Il avait consolidé ces dernières années – à l’échelle du Liban - sa stature d’homme d’État, de véritable leader national, ou plutôt de « grand sage », incarnant une haute autorité morale, respectée, estimée et écoutée même par ceux qui ne partagent pas ses options politiques. Le patriarche maronite, le cardinal Nasrallah Sfeir, vient d’ajouter à sa dimension locale (et régionale) une envergure internationale. Car le périple qu’il a effectué en Europe – et qui s’est achevé mardi dernier – se démarque nettement, à plus d’un titre, de ses précédentes visites dans d’autres régions du monde.
En quarante jours, le chef de l’Église maronite s’est rendu dans sept pays européens. Fait significatif, il n’a pas limité sa tournée aux pays « traditionnels », tels que la France, l’Italie la Belgique et la Grande-Bretagne, mais il a inclus aussi dans son programme la Suède, l’Allemagne et la Suisse.
Le plus frappant dans ces « quarante jours maronites » en Europe, c’est sans doute la nature des réunions que le cardinal Sfeir a tenues dans les différentes capitales qu’il a visitées. Généralement, l’essentiel des entretiens que le patriarche maronite (ou tout autre chef spirituel) cherche à avoir à l’étranger se limite principalement à de hauts responsables religieux, des notabilités locales et des représentants de la société civile, sans compter évidemment les émigrés libanais. Ce fut le cas, notamment, lors des visites de Mgr Sfeir aux États-Unis et au Canada où le patriarche n’avait conféré avec aucun responsable politique de haut rang.

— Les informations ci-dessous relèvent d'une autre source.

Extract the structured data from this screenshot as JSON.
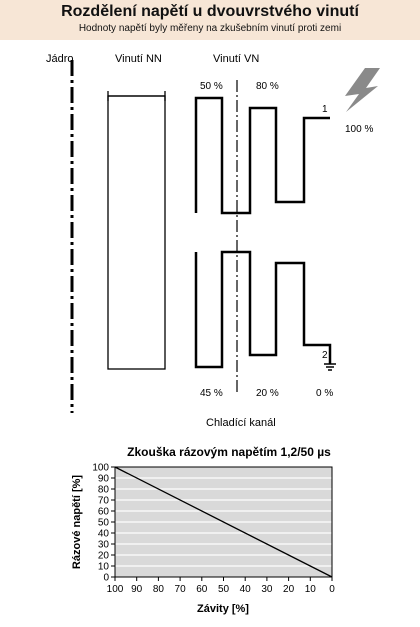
{
  "header": {
    "title": "Rozdělení napětí u dvouvrstvého vinutí",
    "subtitle": "Hodnoty napětí byly měřeny na zkušebním vinutí proti zemi"
  },
  "diagram": {
    "label_core": "Jádro",
    "label_lv": "Vinutí NN",
    "label_hv": "Vinutí VN",
    "label_cooling": "Chladící kanál",
    "pct_top_1": "50 %",
    "pct_top_2": "80 %",
    "pct_top_3": "100 %",
    "pct_bottom_1": "45 %",
    "pct_bottom_2": "20 %",
    "pct_bottom_3": "0 %",
    "terminal_1": "1",
    "terminal_2": "2",
    "colors": {
      "lightning": "#8a8a8a"
    }
  },
  "chart_data": {
    "type": "line",
    "title": "Zkouška rázovým napětím 1,2/50 µs",
    "xlabel": "Závity [%]",
    "ylabel": "Rázové napětí  [%]",
    "x_ticks": [
      "100",
      "90",
      "80",
      "70",
      "60",
      "50",
      "40",
      "30",
      "20",
      "10",
      "0"
    ],
    "y_ticks": [
      "100",
      "90",
      "80",
      "70",
      "60",
      "50",
      "40",
      "30",
      "20",
      "10",
      "0"
    ],
    "xlim": [
      100,
      0
    ],
    "ylim": [
      0,
      100
    ],
    "grid": true,
    "series": [
      {
        "x": [
          100,
          0
        ],
        "y": [
          100,
          0
        ]
      }
    ],
    "colors": {
      "plot_bg": "#d9d9d9",
      "grid": "#ffffff",
      "line": "#000000"
    }
  }
}
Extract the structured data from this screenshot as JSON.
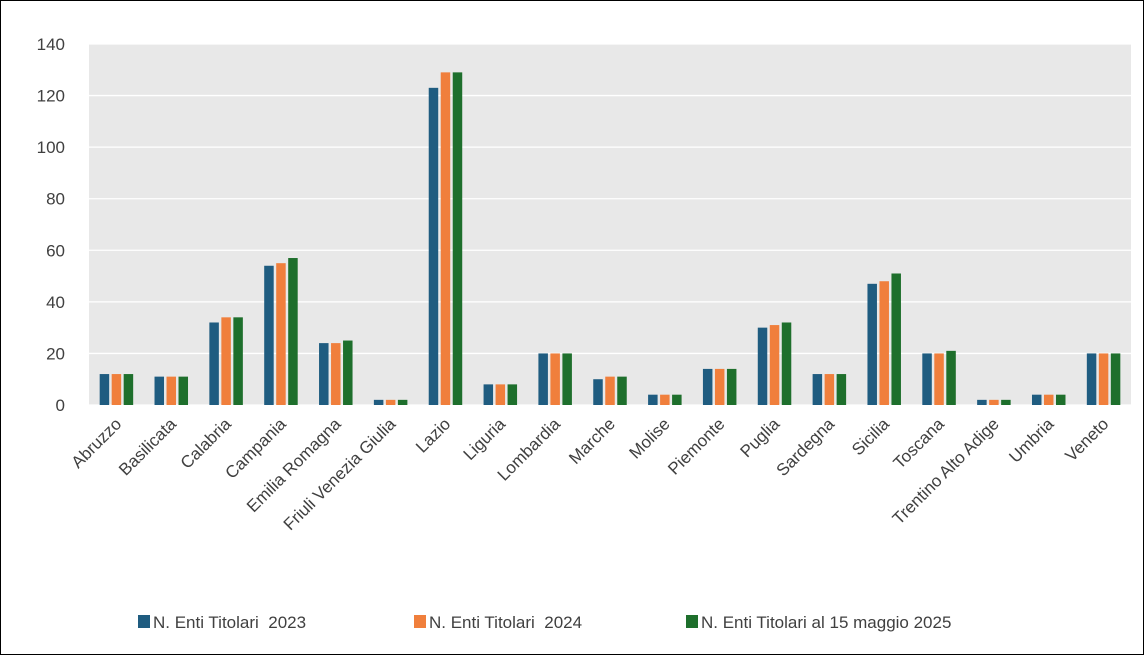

Cette fois-ci, dans les sept pays où il s’est rendu, le cardinal Sfeir a été reçu par les plus hautes instances officielles. Il est, certes, plus que normal qu’il soit l’hôte du président français, compte tenu des liens privilégiés tissés entre l’Église maronite et la France. Par contre, ses entrevues avec le Premier ministre français, le président du Sénat, le chef du Quai d’Orsay, le roi de Belgique, le roi de Suède, les présidents allemand et suisse, ainsi que ses visites au Parlement européen et aux sièges des organisations internationales, à Genève, en sus de sa réunion avec le prince Philippe à Londres (axée sur les problèmes de l’environnement), ont contribué à donner au périple patriarcal une portée particulière. Et par le fait même, le cardinal Sfeir a acquis une stature internationale qui ne peut que renforcer encore davantage – s’il en était besoin – son autorité et son incontournable rôle national.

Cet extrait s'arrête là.